Question

Don uses his small motorboat to go 4 miles upstream to his favorite fishing spot. Against the current, the trip takes `1/2` hour. With the current, the trip takes `1/4` hour. How fast can the boat travel in still water? What is the current's speed?

Answer 1

Speed of boat=12 miles per hour
Speed of current = 4 miles per hour

Explanation:

Let speed of motorboat be x
Speed of current be y

During downstream,
Distance=4 miles.
Time = `1/4`hours
Speed=x+y(with the current)
Distance/time = x+y
`4/0.25 = x+y`
16 = x+y

During upstream,
Distance=4 miles
Time=`1/2` hours
Speed=x-y(against the current)
`4/0.5`= x-y
8 = x-y

From these two equations you can calculate the value of x and y that are 12 and 4 respectively .

Hope it helps you

Answer 2

The boat's speed (on still water) is at `12` miles per hour and the current speed is at `4` miles per hour.

Explanation:

We know that distance equals to speed multiplied by time.

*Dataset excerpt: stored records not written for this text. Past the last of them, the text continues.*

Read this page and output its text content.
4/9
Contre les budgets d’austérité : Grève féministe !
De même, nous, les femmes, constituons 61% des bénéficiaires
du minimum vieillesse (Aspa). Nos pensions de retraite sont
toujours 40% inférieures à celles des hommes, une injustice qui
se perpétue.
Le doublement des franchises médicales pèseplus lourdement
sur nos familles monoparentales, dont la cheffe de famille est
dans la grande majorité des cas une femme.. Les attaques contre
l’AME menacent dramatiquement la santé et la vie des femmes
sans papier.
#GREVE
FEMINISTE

In the problem, Don has to go `4` miles upstream. Thus, the distance traveled is `4`.

While going upstream, the time taken is `1/2` hours. Suppose that his speed is `d` and the current's speed is `c`. Since he is going against the current, the net speed is `d-c`. Thus, `4=1/2*(d-c)`.

While going downstream, the time takes `1/4` hours. Supposing again that his speed is `d` and the current's speed is `c`, going with the current means that the net speed is `d+c`. Thus, `4=1/4*(d+c)`.

So now we have two simultaneous equations:
`{(4=1/2*(d-c)=1/2*d-1/2*c),(4=1/4*(d+c)=1/4*d+1/4*c):}`

Multiply both sides of the second equation by `2` and add the first and second equation, eliminating the constant `c`:
`4+4*2=1/2*d-1/2*c+2*(1/4*d+1/4*c)`
`12=d`

Since the first equation states that `4=1/2*d-1/2*c)`, substituting the known value `d=12` reveals that `4=1/2*12-1/2*c`, or `c=4`.

Thus, we have the boat's speed (on still water) at `12` miles per hour and the current speed at `4` miles per hour.